[!WARNING] This is relevant only on homemade boards.

This is not needed on all recent purchased boards (after summer 2013), they come with the bootloader pre-flashed.

The SD bootloader is used to facilitate firmware updates: You only need to flash it once, and it makes the first firmware flashing and subsequent firmware updates much more simple.

Basically, at boot/reset, it looks for the firmware.bin file on the SD card, and if found, flashes it to the board’s FLASH memory (then renames the file to firmware.cur, so check for that to see if it worked).

So once the bootloader is installed, updating the firmware is as simple as copying it to the SD card and reset.

The bootloader was written by Triffid_Hunter and can be found here on GitHub.

LPCXpresso1769 or SmoothieBoard

To flash the bootloader you need a Serial-USB (can be a FTDI cable, an Arduino, CP2102, etc.) cable connected to the UART0 pins of the LPC1769 (6-pin connector noted as “Serial” on a Smoothieboard), and the “reset” and “bootloader” (ISP) buttons connected.

If you have a Smoothieboard, all of this is already there, just connect the Serial-USB/FTDI cable. (Well, actually if you have a SmoothieBoard it comes with the bootloader pre-flashed, just move ahead to the actual firmware flashing. Except for the beta board where you might want to flash anyway to get SDHC support). If you have an LPCXpresso1769, you want to look at Smoothie On A Breadboard for how to wire the serial cable and the buttons.

(Sometimes it is better connecting TXD->RXD and RXD->TXD, you should not use USB to RS232, because it can be +15/-15v, but MCU is 3.3V)

Entering bootloader mode

In order to flash the SD bootloader to the chip, you must first enter the Serial Bootloader mode. This mode allows you to write new code to the FLASH memory via UART0. To enter this mode do the following:

Flashing the SD bootloader

First install the lpc21isp program if you are using Linux, or the FlashMagic tool if you are using Windows. For 64-bit OS X, lpc21isp is checked into Smoothie’s git repository under the build/osx64/lpc21isp directory.

For FlashMagic you have to set the proper LPC device (or better select menu ISP>Read Device Signature..) and select COM port of your cable. Use 38400 Baud, Interface None (ISP) and Oscillator 12 MHz, check “erase blocks used by hex file”. After selecting your HEX file and pressing the “Start” button FlashMagic will program it.

You can either compile the bootloader from source, or simply download the .hex file here. Simply clicking the link may display it as a text file. You may need to do a “save as” to download the file.

Flashing is pretty simple for Windows, simply feed it the .hex file.

For Linux you want to do the following:

lpc21isp -wipe DFU-Bootloader.hex /dev/ttyACM0 230400 12000

Change /dev/ttyACM0 to whatever matches your Serial-USB cable.

Now flashing occurs, and that’s it!


Because the mBed has its own USB flashing thing, you don’t want to use the SD bootloader with it.

Instead, simply replace the file mbed/src/vendor/NXP/cmsis/LPC1768/GCC_ARM/LPC1768.ld, with this.

Localstorage does not work out of the box with the mBed. But you can place your config into src/config.default. Your configuration will then be included in the firmware.bin.
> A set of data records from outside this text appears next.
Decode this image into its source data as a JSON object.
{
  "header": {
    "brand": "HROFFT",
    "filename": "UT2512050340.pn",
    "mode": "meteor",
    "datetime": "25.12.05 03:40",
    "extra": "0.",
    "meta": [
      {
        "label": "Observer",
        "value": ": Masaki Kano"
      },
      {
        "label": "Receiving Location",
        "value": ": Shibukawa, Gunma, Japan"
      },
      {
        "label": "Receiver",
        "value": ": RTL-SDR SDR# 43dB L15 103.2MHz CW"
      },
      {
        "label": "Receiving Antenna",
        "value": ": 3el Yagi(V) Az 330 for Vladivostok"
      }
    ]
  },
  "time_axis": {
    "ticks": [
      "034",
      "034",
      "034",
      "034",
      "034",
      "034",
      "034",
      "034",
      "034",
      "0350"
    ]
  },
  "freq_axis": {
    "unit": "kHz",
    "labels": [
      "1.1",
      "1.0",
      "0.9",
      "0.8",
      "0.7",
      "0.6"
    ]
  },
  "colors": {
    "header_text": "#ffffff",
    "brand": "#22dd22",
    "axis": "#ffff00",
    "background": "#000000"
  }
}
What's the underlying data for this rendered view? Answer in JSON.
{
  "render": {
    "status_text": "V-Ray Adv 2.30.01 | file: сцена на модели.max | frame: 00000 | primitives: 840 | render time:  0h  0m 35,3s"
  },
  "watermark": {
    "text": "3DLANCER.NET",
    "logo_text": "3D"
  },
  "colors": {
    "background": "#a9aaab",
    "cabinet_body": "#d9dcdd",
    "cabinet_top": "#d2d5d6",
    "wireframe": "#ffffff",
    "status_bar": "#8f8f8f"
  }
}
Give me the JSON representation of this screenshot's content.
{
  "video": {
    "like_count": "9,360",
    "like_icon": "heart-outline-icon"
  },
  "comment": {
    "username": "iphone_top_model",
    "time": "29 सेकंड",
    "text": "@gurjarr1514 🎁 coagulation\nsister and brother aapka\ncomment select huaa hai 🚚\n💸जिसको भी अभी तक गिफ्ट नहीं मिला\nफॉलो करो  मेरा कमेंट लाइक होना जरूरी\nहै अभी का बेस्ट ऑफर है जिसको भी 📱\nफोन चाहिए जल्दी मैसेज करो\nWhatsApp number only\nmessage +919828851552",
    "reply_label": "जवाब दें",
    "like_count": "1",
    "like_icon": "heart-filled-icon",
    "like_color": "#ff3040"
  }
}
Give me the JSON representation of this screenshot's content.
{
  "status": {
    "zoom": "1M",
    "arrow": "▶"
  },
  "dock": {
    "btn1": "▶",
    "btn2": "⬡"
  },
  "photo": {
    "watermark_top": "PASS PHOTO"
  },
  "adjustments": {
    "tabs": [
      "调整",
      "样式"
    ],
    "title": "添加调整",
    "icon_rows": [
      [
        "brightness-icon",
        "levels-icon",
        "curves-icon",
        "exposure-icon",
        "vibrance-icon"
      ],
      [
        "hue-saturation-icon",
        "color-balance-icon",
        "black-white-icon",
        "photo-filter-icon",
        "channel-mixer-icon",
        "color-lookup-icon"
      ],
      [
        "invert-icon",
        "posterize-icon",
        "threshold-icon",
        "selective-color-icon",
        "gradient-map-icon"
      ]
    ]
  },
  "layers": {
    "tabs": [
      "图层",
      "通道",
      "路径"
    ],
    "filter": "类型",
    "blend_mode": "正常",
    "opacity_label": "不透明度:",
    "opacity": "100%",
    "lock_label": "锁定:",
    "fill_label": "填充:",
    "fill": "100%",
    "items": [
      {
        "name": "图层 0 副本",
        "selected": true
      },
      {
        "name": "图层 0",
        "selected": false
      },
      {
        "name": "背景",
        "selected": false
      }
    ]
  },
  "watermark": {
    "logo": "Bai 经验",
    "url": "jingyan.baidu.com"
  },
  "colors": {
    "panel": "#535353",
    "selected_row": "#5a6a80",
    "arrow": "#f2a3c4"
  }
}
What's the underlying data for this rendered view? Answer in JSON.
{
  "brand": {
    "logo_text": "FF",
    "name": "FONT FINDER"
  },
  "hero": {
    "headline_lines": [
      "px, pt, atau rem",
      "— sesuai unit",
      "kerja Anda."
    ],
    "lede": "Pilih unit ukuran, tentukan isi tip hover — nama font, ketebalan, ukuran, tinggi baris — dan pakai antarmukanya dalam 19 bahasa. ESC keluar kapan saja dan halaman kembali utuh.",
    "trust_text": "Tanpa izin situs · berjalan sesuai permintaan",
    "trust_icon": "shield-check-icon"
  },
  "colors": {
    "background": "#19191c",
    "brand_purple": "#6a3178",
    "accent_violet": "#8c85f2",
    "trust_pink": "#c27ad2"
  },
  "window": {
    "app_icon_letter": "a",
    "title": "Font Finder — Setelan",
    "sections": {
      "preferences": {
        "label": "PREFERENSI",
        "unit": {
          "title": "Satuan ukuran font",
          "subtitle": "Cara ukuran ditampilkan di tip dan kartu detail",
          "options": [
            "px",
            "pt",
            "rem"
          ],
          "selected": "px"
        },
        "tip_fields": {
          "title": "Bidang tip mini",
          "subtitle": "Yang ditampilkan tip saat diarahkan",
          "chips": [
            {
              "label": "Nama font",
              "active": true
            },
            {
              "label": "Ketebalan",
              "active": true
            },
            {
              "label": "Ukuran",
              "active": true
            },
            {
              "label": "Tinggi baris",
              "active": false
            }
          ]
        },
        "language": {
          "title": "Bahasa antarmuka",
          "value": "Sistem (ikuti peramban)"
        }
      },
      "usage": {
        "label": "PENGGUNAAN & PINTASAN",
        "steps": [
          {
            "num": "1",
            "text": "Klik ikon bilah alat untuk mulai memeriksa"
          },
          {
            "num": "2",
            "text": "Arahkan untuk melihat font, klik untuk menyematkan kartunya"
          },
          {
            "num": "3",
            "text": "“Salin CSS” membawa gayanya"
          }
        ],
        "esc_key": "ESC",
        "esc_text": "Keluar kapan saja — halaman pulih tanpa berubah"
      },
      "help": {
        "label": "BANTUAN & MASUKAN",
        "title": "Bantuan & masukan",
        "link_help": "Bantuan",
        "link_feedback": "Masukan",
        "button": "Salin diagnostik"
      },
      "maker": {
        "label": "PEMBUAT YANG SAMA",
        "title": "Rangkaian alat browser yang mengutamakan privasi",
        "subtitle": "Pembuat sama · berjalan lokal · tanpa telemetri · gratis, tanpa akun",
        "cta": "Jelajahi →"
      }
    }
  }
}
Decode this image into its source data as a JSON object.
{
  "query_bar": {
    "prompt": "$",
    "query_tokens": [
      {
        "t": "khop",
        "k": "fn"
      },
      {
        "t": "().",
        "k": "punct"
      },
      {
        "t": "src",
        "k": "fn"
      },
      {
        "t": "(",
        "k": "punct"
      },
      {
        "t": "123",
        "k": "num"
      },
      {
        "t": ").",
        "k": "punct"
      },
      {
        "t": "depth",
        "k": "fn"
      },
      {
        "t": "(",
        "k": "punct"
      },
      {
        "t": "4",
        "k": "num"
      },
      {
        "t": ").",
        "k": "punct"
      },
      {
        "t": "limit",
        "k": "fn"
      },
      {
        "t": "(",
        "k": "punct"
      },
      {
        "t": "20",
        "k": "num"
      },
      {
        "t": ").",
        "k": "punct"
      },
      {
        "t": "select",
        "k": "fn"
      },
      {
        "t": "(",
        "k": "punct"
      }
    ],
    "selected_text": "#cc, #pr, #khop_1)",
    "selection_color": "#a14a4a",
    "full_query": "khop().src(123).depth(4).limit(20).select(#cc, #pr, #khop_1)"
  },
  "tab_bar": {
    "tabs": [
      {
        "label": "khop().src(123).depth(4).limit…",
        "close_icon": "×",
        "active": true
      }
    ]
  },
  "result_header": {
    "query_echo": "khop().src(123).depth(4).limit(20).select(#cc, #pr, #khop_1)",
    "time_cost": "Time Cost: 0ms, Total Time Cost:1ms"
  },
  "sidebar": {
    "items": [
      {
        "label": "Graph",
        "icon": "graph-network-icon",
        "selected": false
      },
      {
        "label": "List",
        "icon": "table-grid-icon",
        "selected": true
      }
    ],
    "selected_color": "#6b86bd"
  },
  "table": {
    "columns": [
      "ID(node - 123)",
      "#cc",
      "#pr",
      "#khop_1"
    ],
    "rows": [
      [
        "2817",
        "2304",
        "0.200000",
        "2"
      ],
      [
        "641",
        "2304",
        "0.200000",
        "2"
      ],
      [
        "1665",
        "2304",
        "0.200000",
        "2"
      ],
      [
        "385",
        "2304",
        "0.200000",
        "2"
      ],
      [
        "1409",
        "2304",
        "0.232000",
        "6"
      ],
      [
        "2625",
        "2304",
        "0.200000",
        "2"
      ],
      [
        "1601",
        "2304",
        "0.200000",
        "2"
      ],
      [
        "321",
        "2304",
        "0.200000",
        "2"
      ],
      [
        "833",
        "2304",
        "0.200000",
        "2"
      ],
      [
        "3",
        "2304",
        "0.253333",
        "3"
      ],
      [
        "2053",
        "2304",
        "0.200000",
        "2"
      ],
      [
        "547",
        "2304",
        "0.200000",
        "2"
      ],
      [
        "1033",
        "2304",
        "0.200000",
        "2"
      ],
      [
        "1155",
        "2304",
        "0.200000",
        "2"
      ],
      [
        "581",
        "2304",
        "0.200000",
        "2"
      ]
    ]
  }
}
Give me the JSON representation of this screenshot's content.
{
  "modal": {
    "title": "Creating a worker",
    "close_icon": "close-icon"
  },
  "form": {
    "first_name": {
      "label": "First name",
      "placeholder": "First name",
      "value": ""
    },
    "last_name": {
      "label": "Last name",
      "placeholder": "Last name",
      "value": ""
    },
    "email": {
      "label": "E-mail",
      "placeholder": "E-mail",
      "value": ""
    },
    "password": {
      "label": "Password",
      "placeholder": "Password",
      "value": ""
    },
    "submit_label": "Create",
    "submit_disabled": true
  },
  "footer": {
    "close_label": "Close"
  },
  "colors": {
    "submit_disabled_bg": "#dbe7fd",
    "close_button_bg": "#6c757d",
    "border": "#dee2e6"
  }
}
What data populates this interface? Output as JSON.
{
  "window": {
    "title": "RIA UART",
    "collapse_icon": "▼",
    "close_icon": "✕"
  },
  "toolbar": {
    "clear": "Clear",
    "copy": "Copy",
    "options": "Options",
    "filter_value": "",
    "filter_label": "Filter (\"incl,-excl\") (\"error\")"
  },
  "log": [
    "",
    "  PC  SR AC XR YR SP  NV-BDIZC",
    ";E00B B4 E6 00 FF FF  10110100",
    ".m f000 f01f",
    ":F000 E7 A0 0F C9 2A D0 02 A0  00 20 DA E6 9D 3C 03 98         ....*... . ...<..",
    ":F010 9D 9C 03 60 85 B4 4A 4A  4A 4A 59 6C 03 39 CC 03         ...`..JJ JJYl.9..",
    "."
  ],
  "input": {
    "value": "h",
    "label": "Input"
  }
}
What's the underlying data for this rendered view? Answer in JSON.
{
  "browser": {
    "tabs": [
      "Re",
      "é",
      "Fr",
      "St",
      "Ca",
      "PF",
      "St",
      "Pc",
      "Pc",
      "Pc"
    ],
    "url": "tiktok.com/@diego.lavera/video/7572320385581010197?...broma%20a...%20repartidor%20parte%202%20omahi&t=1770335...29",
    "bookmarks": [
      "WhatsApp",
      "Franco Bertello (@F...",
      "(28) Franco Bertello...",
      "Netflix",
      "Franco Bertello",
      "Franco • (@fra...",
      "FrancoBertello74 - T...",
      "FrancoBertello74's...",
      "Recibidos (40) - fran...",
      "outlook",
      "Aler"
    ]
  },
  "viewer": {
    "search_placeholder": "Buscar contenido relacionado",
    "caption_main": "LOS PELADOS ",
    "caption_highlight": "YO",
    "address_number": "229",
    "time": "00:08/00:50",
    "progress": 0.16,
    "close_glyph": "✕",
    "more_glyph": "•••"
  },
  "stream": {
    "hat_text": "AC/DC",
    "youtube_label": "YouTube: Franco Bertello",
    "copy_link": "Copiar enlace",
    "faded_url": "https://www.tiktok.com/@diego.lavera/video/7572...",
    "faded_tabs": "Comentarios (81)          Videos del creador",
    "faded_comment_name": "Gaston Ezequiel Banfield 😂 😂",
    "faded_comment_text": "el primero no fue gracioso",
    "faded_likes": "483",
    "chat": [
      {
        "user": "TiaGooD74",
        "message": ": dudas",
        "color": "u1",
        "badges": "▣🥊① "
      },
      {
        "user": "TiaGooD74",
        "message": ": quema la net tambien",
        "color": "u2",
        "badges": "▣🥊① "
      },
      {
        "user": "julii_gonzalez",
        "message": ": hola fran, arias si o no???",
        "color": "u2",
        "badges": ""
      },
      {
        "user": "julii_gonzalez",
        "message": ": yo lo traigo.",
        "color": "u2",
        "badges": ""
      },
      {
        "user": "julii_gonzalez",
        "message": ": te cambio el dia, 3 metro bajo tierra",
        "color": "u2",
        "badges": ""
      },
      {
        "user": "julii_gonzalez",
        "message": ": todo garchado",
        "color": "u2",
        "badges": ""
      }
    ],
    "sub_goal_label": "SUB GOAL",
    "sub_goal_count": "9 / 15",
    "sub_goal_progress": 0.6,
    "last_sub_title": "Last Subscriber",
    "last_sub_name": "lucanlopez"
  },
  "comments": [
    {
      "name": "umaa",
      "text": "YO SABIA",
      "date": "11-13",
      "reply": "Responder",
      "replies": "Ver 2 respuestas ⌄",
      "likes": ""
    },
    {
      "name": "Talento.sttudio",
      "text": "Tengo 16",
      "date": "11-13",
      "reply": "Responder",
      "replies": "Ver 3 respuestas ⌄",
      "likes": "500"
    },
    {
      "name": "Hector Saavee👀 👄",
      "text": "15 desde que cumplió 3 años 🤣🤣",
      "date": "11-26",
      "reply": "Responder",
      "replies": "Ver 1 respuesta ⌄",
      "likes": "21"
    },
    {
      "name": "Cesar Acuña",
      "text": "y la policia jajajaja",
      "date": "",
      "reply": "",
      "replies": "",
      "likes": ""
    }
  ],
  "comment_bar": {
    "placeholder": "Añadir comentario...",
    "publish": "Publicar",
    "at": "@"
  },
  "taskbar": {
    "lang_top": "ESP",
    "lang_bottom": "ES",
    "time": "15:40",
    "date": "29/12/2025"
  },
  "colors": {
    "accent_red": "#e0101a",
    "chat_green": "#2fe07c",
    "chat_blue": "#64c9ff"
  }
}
If you want to use pins P0_9, P0_8, P0_7, P0_6, you need to comment SDcard support in src/main.cpp:

//SDCard sd(P0_9, P0_8, P0_7, P0_6);      // this selects SPI1 as the sdcard as it is on Smoothieboard

To create the Smoothie firmware run the following command from the root Smoothie directory.

./BuildShell && make clean all

Once you have compiled Smoothie simply copy the generated LPC1768/main.bin file to the mBed’s drive.

A working fork is available here.

Old: You can find a more detailed guide at running smoothie on the mbed here.

Direct Serial Bootloader flashing

Instead of using mBed’s own USB flashing util, we can use the lpc21isp program to flash Smoothieware directly. This means we will not be getting SD card support, as we’ll be flashing over the SD bootloader.

The approach is similar to what’s explained in the Mbed section.

A working fork for this based upon the Mbed USB flashing, can be found here.